Love, love, love this! You’ve got me laughing hysterically here in Michigan. TY!
My husband will get a good chuckle out of this too…maybe it will help him to know he’s not the only one. 🙂
I’m in Michigan too, glad you enjoyed (and that there are other comments so we know it’s not just a local blogger thing). 🙂
Love ths! 😀
Very cute. You can be sure if she says, “I’ll be right back” to her husband or kids…she won’t.
If you ask me, every man should WANT to marry a blogger. It is a fabulous thing.
This is so true! I had such fun reading it.
This is funny in the way that only something SO true can be!
Oh, this is hysterical! I can’t wait to show my husband when he gets home from work. I loved the dry cleaning of everything! Laundry is a huge time killer when you have so many blogging details to take care of. I’m still laughing!
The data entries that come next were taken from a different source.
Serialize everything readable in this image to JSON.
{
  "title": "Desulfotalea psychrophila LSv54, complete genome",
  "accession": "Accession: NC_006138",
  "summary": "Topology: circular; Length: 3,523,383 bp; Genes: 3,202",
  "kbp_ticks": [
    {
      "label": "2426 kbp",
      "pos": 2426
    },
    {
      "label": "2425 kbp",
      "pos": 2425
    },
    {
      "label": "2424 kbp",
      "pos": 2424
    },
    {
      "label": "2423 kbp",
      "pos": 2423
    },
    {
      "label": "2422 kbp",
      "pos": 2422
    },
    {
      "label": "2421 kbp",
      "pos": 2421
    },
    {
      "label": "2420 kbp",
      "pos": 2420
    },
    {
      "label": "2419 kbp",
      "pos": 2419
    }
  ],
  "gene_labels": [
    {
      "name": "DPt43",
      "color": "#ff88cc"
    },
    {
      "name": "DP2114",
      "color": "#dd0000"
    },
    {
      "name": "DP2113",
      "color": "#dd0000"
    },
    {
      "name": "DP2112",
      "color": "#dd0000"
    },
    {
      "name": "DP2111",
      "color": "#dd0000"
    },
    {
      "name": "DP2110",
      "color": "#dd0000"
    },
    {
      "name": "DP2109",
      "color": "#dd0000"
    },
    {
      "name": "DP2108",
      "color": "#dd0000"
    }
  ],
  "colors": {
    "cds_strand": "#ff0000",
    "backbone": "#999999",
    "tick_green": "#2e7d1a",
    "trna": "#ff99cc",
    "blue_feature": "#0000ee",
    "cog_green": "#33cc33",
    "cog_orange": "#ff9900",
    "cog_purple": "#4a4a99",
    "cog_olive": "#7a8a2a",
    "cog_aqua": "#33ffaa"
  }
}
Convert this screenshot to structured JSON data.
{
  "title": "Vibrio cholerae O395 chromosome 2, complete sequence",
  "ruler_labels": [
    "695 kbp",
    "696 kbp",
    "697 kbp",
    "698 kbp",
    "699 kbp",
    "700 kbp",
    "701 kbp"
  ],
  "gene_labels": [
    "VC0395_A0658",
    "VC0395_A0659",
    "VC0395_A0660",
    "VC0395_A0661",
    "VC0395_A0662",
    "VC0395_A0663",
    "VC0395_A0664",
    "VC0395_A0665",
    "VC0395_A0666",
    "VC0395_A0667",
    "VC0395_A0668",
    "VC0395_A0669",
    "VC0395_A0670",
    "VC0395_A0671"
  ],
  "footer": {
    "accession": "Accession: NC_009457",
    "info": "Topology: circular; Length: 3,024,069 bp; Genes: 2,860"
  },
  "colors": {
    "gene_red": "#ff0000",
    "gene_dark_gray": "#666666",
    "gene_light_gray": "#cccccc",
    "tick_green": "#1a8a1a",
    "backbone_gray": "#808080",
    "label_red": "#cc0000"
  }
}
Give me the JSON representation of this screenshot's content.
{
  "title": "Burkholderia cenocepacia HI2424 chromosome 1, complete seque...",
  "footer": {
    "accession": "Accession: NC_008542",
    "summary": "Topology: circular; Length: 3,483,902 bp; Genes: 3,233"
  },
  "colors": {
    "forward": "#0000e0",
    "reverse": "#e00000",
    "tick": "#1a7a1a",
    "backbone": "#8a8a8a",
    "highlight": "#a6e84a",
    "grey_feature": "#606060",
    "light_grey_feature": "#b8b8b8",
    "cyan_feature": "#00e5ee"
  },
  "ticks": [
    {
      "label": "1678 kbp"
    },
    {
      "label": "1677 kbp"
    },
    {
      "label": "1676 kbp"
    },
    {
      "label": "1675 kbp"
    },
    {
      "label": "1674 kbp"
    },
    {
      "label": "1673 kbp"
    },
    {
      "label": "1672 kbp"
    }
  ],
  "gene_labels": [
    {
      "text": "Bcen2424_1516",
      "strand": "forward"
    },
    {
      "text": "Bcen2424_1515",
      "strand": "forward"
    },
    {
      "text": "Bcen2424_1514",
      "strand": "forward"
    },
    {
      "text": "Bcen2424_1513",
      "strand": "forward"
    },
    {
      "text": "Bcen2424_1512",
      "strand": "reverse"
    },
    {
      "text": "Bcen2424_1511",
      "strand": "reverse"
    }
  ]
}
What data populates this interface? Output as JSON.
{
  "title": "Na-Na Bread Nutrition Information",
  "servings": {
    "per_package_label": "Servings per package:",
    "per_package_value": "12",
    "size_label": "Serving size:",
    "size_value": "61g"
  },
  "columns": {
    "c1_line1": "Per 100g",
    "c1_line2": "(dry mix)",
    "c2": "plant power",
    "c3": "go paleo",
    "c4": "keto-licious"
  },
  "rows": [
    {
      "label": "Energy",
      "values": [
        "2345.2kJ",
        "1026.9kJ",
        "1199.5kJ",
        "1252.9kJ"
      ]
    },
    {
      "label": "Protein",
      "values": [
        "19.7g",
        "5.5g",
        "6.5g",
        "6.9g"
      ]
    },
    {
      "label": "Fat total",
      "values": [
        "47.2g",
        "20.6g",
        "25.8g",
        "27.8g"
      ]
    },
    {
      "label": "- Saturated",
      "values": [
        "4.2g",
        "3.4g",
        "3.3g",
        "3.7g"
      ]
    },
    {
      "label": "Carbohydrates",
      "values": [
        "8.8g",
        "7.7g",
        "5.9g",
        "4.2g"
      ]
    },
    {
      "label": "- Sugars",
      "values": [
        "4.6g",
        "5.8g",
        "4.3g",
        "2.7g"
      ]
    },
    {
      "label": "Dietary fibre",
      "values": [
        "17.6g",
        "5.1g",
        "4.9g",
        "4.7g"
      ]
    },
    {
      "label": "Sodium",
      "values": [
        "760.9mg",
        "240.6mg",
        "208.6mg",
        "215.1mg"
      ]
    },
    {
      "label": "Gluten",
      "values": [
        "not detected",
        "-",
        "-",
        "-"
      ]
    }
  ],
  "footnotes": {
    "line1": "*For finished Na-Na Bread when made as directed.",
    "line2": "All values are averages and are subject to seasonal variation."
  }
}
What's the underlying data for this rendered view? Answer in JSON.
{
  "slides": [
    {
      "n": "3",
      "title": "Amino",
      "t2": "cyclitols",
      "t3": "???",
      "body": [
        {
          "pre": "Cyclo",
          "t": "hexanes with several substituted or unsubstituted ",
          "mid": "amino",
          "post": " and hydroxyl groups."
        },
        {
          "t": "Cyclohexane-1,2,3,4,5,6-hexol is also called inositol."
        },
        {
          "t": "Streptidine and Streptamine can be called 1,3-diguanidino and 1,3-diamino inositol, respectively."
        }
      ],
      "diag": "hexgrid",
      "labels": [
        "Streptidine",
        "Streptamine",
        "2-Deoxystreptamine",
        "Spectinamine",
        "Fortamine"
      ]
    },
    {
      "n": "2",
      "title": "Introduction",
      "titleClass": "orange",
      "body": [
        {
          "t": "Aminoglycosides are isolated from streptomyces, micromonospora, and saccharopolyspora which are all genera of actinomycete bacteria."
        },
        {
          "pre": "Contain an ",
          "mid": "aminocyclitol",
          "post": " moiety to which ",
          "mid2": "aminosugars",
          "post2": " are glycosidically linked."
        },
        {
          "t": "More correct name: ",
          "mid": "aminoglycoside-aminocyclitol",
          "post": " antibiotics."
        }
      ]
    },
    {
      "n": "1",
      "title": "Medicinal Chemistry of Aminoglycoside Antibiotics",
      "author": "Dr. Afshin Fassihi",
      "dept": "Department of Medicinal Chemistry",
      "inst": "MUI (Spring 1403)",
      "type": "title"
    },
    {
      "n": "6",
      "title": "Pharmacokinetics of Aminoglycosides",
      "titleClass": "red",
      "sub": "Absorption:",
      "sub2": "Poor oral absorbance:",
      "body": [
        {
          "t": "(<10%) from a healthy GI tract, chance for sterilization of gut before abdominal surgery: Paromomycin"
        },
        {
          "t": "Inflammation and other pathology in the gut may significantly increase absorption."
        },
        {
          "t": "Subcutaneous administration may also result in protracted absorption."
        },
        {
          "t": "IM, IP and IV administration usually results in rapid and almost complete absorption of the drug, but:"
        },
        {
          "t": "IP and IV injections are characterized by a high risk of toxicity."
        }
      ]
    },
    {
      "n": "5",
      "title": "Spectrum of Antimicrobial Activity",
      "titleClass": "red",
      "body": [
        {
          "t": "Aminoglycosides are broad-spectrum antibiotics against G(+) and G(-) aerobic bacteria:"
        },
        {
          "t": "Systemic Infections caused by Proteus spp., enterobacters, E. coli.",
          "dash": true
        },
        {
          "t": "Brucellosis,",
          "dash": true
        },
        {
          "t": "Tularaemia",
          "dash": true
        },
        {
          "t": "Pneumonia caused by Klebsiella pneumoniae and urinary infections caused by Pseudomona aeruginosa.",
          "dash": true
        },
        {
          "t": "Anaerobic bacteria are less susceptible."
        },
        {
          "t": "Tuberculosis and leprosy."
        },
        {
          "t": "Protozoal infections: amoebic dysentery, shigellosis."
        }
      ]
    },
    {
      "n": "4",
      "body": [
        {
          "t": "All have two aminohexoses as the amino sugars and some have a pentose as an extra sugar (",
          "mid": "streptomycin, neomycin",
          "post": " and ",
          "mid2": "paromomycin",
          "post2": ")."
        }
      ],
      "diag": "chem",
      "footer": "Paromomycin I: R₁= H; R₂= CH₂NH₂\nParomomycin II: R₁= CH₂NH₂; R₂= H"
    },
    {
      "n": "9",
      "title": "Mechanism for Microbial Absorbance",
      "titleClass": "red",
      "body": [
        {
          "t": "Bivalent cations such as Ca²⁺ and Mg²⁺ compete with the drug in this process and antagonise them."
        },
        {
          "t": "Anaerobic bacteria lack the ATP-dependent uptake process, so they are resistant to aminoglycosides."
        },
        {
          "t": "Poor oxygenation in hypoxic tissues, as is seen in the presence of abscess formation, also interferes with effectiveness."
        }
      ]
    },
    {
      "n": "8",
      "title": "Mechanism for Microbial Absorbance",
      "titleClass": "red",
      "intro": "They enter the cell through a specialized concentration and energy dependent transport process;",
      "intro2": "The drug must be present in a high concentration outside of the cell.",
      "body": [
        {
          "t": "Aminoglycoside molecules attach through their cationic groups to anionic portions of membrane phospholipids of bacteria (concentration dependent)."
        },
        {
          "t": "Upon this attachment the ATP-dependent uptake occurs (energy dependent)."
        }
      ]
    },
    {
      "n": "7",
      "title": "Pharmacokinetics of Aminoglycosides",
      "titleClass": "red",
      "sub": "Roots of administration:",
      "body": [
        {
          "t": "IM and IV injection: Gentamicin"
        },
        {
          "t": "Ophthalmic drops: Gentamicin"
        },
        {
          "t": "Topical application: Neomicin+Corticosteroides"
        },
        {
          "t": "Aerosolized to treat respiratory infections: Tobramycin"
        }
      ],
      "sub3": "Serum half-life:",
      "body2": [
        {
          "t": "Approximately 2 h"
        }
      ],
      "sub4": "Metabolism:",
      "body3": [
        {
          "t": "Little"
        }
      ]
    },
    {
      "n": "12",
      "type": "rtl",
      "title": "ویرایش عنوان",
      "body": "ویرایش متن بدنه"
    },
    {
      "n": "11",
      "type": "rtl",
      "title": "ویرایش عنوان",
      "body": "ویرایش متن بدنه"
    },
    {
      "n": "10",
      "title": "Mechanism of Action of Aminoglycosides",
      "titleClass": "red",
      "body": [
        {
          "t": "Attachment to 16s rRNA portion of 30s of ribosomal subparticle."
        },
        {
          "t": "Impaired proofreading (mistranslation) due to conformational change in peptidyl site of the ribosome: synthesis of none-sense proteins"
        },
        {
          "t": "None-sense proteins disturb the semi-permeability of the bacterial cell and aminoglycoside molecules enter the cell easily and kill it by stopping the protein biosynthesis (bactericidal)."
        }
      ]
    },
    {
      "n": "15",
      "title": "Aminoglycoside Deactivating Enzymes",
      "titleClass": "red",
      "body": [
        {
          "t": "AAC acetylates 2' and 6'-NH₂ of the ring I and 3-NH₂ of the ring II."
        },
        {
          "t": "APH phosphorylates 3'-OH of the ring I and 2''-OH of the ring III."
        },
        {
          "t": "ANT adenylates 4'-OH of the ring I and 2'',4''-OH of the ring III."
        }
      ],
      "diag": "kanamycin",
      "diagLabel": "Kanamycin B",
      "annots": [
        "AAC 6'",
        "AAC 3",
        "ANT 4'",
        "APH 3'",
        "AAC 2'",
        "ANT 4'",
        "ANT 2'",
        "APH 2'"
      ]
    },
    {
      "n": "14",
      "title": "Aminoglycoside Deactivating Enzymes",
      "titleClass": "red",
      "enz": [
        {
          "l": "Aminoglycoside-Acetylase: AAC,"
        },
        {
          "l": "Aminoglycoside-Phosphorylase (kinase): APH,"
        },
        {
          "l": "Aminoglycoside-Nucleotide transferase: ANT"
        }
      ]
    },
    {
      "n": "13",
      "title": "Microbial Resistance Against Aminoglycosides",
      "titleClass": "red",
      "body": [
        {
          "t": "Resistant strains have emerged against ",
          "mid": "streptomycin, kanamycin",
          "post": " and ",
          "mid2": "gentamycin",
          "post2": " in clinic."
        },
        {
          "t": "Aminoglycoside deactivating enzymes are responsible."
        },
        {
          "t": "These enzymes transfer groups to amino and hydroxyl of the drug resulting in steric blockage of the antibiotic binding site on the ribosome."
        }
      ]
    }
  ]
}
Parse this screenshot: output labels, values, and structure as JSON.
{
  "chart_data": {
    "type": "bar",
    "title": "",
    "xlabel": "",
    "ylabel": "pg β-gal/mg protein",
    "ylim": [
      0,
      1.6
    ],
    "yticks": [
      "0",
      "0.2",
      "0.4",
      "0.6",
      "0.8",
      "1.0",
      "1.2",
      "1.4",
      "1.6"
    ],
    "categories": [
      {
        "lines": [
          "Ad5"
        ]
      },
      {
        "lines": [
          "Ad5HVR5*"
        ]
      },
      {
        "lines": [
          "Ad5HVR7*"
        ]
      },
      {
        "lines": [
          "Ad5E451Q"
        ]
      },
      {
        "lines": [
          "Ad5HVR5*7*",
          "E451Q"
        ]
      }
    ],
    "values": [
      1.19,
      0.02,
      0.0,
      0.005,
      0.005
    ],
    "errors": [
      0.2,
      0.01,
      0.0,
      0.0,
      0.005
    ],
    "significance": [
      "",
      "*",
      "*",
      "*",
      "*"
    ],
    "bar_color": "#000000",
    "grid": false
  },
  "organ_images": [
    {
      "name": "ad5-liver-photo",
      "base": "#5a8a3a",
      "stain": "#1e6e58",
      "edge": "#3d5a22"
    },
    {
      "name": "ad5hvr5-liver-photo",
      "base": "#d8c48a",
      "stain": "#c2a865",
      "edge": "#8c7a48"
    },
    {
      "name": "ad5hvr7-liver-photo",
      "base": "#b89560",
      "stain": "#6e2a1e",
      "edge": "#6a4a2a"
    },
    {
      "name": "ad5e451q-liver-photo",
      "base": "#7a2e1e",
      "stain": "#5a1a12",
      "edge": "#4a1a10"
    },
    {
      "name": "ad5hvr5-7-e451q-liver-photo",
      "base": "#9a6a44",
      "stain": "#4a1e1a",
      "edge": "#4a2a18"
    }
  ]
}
Oh you genius girl….my husband concurs!!!! LOL
Wait – can my bachelor sit across the room because my MacBook gets way to hot for my thighs to touch anyone else.
I’ll buy him some aloe.
Haha! This totally cracks me up! You hit the nail on the head with this one, and I’m pretty sure my husband would agree with it all. 🙂
I love your new header! What a cute picture. Yes, I’m thinking that with some mode podge I can redo my entire bathroom – marble tile and all! 😉
I think you could really do it too. Just do a blog post with pictures please!
I die.
This?
Is genius!
OMHeavens…I just ruined newlywed bliss by laughing until there was the dreaded snot bubble.
Great post!
Never did I think a snot bubble would be such a compliment. xo
I love this! It’s hysterical because it’s all so true! I’m suffering from a huge case of Blogger’s Butt now. Maybe Pinterest has a solution for that??
If there were a solution for Blogger Butt anywhere the site that posted it would crash from all the traffic.